Ci sono almeno due buoni motivi per cui Michel Bussi risulta l'autore francese di gialli più venduto Oltralpe. E riscuote un certo successo anche da noi, tanto che, appena uscito il suo Il quaderno rosso (trad. di Alberto Bracci Testasecca, Edizioni e/o pagg. 448, euro 16.50), è finito subito in classifica. Il primo è che non è un autore seriale. A farla da padrone nei suoi polar sono i temi e i luoghi. E quindi i profumi, i colori, le facce, ogni volta diversi e ogni volta memorabili. La vita di Leyli Maal - immigrata del Mali ben inserita nella periferia marsigliese, con tre figli, una collezione di civette, indispensabili occhiali scuri e tante scatole da tè - sconvolta da due omicidi, in cui pare coinvolta la figlia maggiore, Bamby - 24 anni, corpo da principessa africana e tesi di dottorato in antropologia sui flussi migratori - è unica nel suo genere. È Bussi a spiegarci perché: «Penso continuamente ai miei lettori. Mai per compiacerli. Per sorprenderli, invece. Per sedurli. Si scrive per essere letti: vorrei vedere quale scrittore ha il coraggio di dire il contrario». Ecco perché le indagini sul racket dell'immigrazione clandestina, da cui tutto si dipana, sono condotte dal commissario Petar Velika, fuggito dalla Iugoslavia di Tito. E da un giovane supertecnologico tenente Flores, «Gentile, educato, rapido, erudito». I due sono una coppia sorprendente, mai vista.
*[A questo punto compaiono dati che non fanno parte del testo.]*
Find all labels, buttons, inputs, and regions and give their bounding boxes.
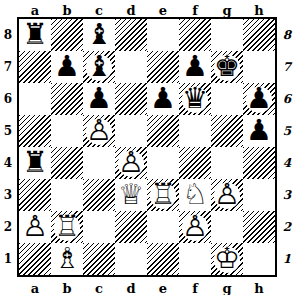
square-a2[interactable]: ♙: [19, 211, 51, 243]
rank-label-left-6: 6: [0, 83, 16, 115]
square-b6[interactable]: [51, 83, 83, 115]
square-f8[interactable]: [179, 19, 211, 51]
square-b5[interactable]: [51, 115, 83, 147]
piece-white-queen-d3[interactable]: ♕: [115, 179, 147, 211]
square-g3[interactable]: ♙: [211, 179, 243, 211]
rank-label-right-3: 3: [279, 179, 295, 211]
piece-black-king-g7[interactable]: ♚: [211, 51, 243, 83]
piece-white-pawn-g3[interactable]: ♙: [211, 179, 243, 211]
rank-label-left-4: 4: [0, 147, 16, 179]
square-h2[interactable]: [243, 211, 275, 243]
square-e5[interactable]: [147, 115, 179, 147]
rank-label-right-1: 1: [279, 243, 295, 275]
file-labels-bottom: abcdefgh: [19, 278, 275, 294]
file-label-bottom-e: e: [147, 281, 179, 295]
square-c7[interactable]: ♝: [83, 51, 115, 83]
rank-labels-right: 87654321: [279, 19, 295, 275]
file-label-bottom-f: f: [179, 281, 211, 295]
square-b3[interactable]: [51, 179, 83, 211]
rank-labels-left: 87654321: [0, 19, 16, 275]
piece-black-pawn-b7[interactable]: ♟: [51, 51, 83, 83]
square-d4[interactable]: ♙: [115, 147, 147, 179]
file-label-bottom-c: c: [83, 281, 115, 295]
square-g1[interactable]: ♔: [211, 243, 243, 275]
square-b2[interactable]: ♖: [51, 211, 83, 243]
square-d2[interactable]: [115, 211, 147, 243]
rank-label-right-4: 4: [279, 147, 295, 179]
square-c1[interactable]: [83, 243, 115, 275]
square-f1[interactable]: [179, 243, 211, 275]
square-g8[interactable]: [211, 19, 243, 51]
square-b7[interactable]: ♟: [51, 51, 83, 83]
piece-black-rook-a4[interactable]: ♜: [19, 147, 51, 179]
piece-black-pawn-h5[interactable]: ♟: [243, 115, 275, 147]
piece-white-king-g1[interactable]: ♔: [211, 243, 243, 275]
piece-black-pawn-f7[interactable]: ♟: [179, 51, 211, 83]
file-label-bottom-a: a: [19, 281, 51, 295]
square-c5[interactable]: ♙: [83, 115, 115, 147]
rank-label-left-2: 2: [0, 211, 16, 243]
square-e8[interactable]: [147, 19, 179, 51]
piece-white-pawn-f2[interactable]: ♙: [179, 211, 211, 243]
square-h7[interactable]: [243, 51, 275, 83]
square-e6[interactable]: ♟: [147, 83, 179, 115]
piece-white-bishop-b1[interactable]: ♗: [51, 243, 83, 275]
square-a3[interactable]: [19, 179, 51, 211]
rank-label-left-3: 3: [0, 179, 16, 211]
square-c8[interactable]: ♝: [83, 19, 115, 51]
square-g7[interactable]: ♚: [211, 51, 243, 83]
square-a6[interactable]: [19, 83, 51, 115]
piece-black-rook-a8[interactable]: ♜: [19, 19, 51, 51]
square-a4[interactable]: ♜: [19, 147, 51, 179]
square-f7[interactable]: ♟: [179, 51, 211, 83]
square-d8[interactable]: [115, 19, 147, 51]
square-a7[interactable]: [19, 51, 51, 83]
square-c3[interactable]: [83, 179, 115, 211]
square-h4[interactable]: [243, 147, 275, 179]
square-e1[interactable]: [147, 243, 179, 275]
piece-black-queen-f6[interactable]: ♛: [179, 83, 211, 115]
square-d6[interactable]: [115, 83, 147, 115]
square-h3[interactable]: [243, 179, 275, 211]
square-e3[interactable]: ♖: [147, 179, 179, 211]
chess-diagram: abcdefgh 87654321 ♜♝♟♝♟♚♟♟♛♟♙♟♜♙♕♖♘♙♙♖♙♗…: [0, 0, 295, 295]
rank-label-left-7: 7: [0, 51, 16, 83]
rank-label-right-2: 2: [279, 211, 295, 243]
square-h1[interactable]: [243, 243, 275, 275]
square-h6[interactable]: ♟: [243, 83, 275, 115]
square-c6[interactable]: ♟: [83, 83, 115, 115]
square-c4[interactable]: [83, 147, 115, 179]
rank-label-left-8: 8: [0, 19, 16, 51]
square-f5[interactable]: [179, 115, 211, 147]
file-label-bottom-h: h: [243, 281, 275, 295]
square-d3[interactable]: ♕: [115, 179, 147, 211]
file-label-bottom-d: d: [115, 281, 147, 295]
square-a1[interactable]: [19, 243, 51, 275]
square-b8[interactable]: [51, 19, 83, 51]
square-d1[interactable]: [115, 243, 147, 275]
square-f2[interactable]: ♙: [179, 211, 211, 243]
file-labels-top: abcdefgh: [19, 0, 275, 16]
file-label-bottom-g: g: [211, 281, 243, 295]
piece-black-pawn-e6[interactable]: ♟: [147, 83, 179, 115]
piece-white-rook-e3[interactable]: ♖: [147, 179, 179, 211]
square-d5[interactable]: [115, 115, 147, 147]
square-c2[interactable]: [83, 211, 115, 243]
square-g5[interactable]: [211, 115, 243, 147]
square-a8[interactable]: ♜: [19, 19, 51, 51]
piece-black-bishop-c8[interactable]: ♝: [83, 19, 115, 51]
square-f3[interactable]: ♘: [179, 179, 211, 211]
piece-white-pawn-d4[interactable]: ♙: [115, 147, 147, 179]
square-f6[interactable]: ♛: [179, 83, 211, 115]
file-label-bottom-b: b: [51, 281, 83, 295]
square-g6[interactable]: [211, 83, 243, 115]
square-g4[interactable]: [211, 147, 243, 179]
square-h8[interactable]: [243, 19, 275, 51]
rank-label-right-6: 6: [279, 83, 295, 115]
rank-label-left-5: 5: [0, 115, 16, 147]
rank-label-right-7: 7: [279, 51, 295, 83]
square-g2[interactable]: [211, 211, 243, 243]
rank-label-left-1: 1: [0, 243, 16, 275]
square-b1[interactable]: ♗: [51, 243, 83, 275]
piece-white-pawn-c5[interactable]: ♙: [83, 115, 115, 147]
square-d7[interactable]: [115, 51, 147, 83]
piece-white-pawn-a2[interactable]: ♙: [19, 211, 51, 243]
square-e4[interactable]: [147, 147, 179, 179]
square-f4[interactable]: [179, 147, 211, 179]
square-h5[interactable]: ♟: [243, 115, 275, 147]
piece-black-pawn-c6[interactable]: ♟: [83, 83, 115, 115]
piece-white-knight-f3[interactable]: ♘: [179, 179, 211, 211]
piece-black-bishop-c7[interactable]: ♝: [83, 51, 115, 83]
board: ♜♝♟♝♟♚♟♟♛♟♙♟♜♙♕♖♘♙♙♖♙♗♔: [17, 17, 277, 277]
piece-black-pawn-h6[interactable]: ♟: [243, 83, 275, 115]
piece-white-rook-b2[interactable]: ♖: [51, 211, 83, 243]
square-e2[interactable]: [147, 211, 179, 243]
square-a5[interactable]: [19, 115, 51, 147]
rank-label-right-8: 8: [279, 19, 295, 51]
square-e7[interactable]: [147, 51, 179, 83]
rank-label-right-5: 5: [279, 115, 295, 147]
square-b4[interactable]: [51, 147, 83, 179]
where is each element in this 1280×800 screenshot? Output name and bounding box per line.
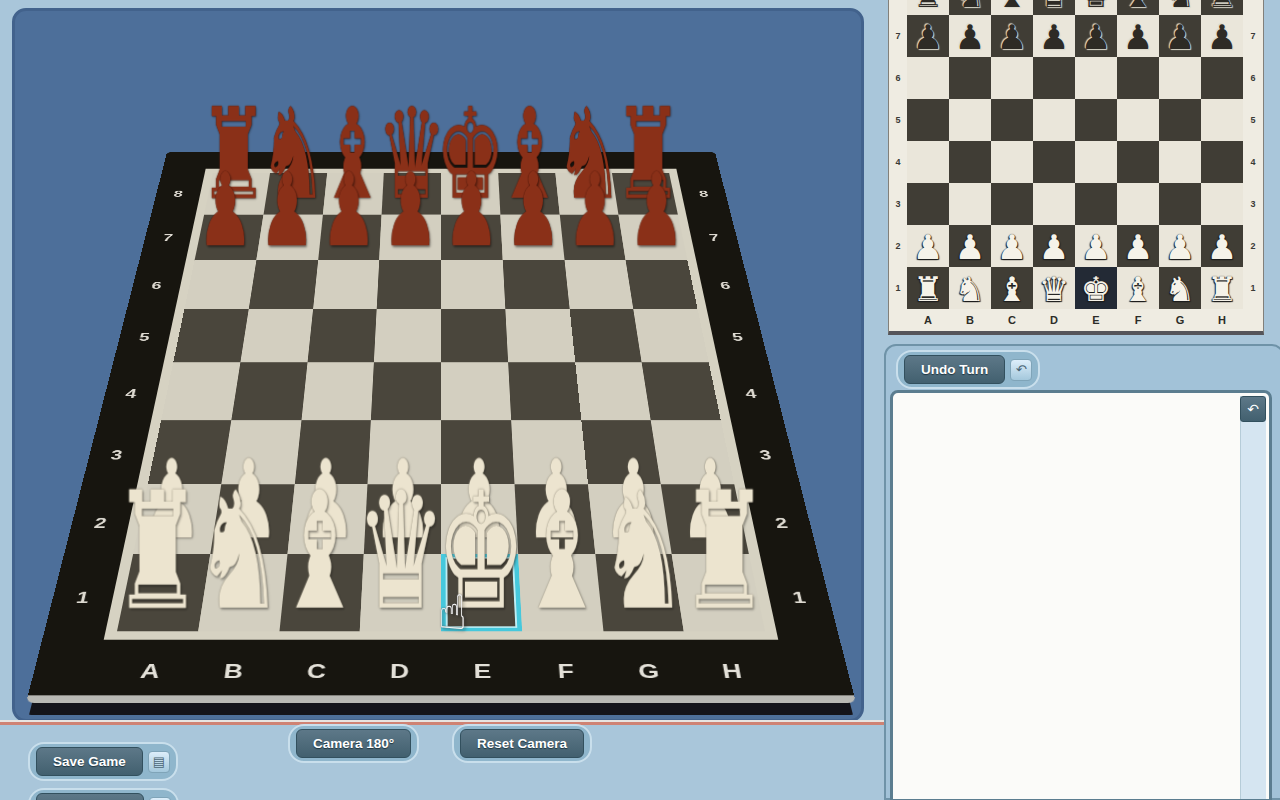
piece-white-rook[interactable]: ♜ xyxy=(113,474,203,628)
piece-white-queen: ♛ xyxy=(1039,269,1069,309)
mini-square-f2: ♟ xyxy=(1117,225,1159,267)
mini-square-h8: ♜ xyxy=(1201,0,1243,15)
square-g7[interactable]: ♟ xyxy=(559,215,625,260)
mini-square-g6 xyxy=(1159,57,1201,99)
mini-square-a7: ♟ xyxy=(907,15,949,57)
coordinate-label: 4 xyxy=(723,365,779,424)
mini-square-d8: ♛ xyxy=(1033,0,1075,15)
coordinate-label: 1 xyxy=(1243,267,1263,309)
mini-square-e3 xyxy=(1075,183,1117,225)
mini-square-h3 xyxy=(1201,183,1243,225)
coordinate-label: E xyxy=(441,655,525,687)
square-b1[interactable]: ♞ xyxy=(198,554,287,631)
coordinate-label: 8 xyxy=(889,0,907,15)
mini-square-a2: ♟ xyxy=(907,225,949,267)
save-icon: ▤ xyxy=(148,751,170,773)
minimap-rank-labels-left: 87654321 xyxy=(889,0,907,309)
mini-square-a1: ♜ xyxy=(907,267,949,309)
square-c1[interactable]: ♝ xyxy=(279,554,364,631)
mini-square-e4 xyxy=(1075,141,1117,183)
mini-square-h5 xyxy=(1201,99,1243,141)
square-d6[interactable] xyxy=(377,260,441,309)
piece-red-pawn[interactable]: ♟ xyxy=(320,162,376,259)
coordinate-label: F xyxy=(523,655,609,687)
coordinate-label: B xyxy=(189,655,276,687)
piece-white-rook[interactable]: ♜ xyxy=(679,474,769,628)
piece-white-bishop[interactable]: ♝ xyxy=(275,474,365,628)
square-d1[interactable]: ♛ xyxy=(360,554,441,631)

E funzionano.
Il secondo valido motivo è legato a una buona dose di anticonformismo che raramente si riscontra negli autori di genere. Bussi affronta attraverso la fiction l'attualità senza mai risultare retorico e rovinare così al lettore il piacere di godersi la tensione della pagina. Lo confessa lui stesso: «Parto da teorie solide e da un impianto ben documentato, ma nulla di ciò che scrivo a proposito del crimine in sé viene inquinato da visioni umanistiche o deve risultare troppo realista». Premessa necessaria, visto che Il quaderno rosso ha come protagonisti i migranti e affronta un tema chiave nell'attualità europea e francese in primo luogo. Facile pensare che si tratti di un camuffamento noir sotto cui ammassare tonnellate di pensiero radical chic: «Siamo troppo duri coi migranti e se il mio libro suscitasse una reazione a questo, sarebbe fantastico. Ma sono un professore di geografia e dunque quello che volevo dire è molto più macro», racconta. «Il mondo è una vetrina, grazie alla rete e alla comunicazione. Ma poi ha barriere nazionali. Le due cose sono inconciliabili: mi interessava questo paradosso». Esplorato nel romanzo in modo, appunto, originale: «Gli occidentali credono che, se non si barricano, tutta l'Africa sbarcherà in Occidente. Che stupida paura! La stragrande maggioranza della gente vuole rimanere dov'è». A parlare è il personaggio di Savorgnan, un clandestino del Benin. Che continua: «A differenza di quello che credono tutti vedendo per strada i clandestini miseramente vestiti, a partire non sono quelli che non hanno niente da perdere, bensì i campioni scelti dalle famiglie».
Bussi sostiene che il suo modello ispiratore è il senso dell'intrigo di Agatha Christie. Sommato a un inattaccabile metodo per scegliere chi viene ucciso, nei suoi plot: «Chi muore influenza i sentimenti e il carattere di quelli che gli sopravviveranno, quindi è sempre una questione di equilibrio: una vittima sacrificale che permette agli altri di rivelarsi o di vivere meglio. È il principio della tragedia: uno scambio di consapevolezza tra chi se ne va e chi rimane».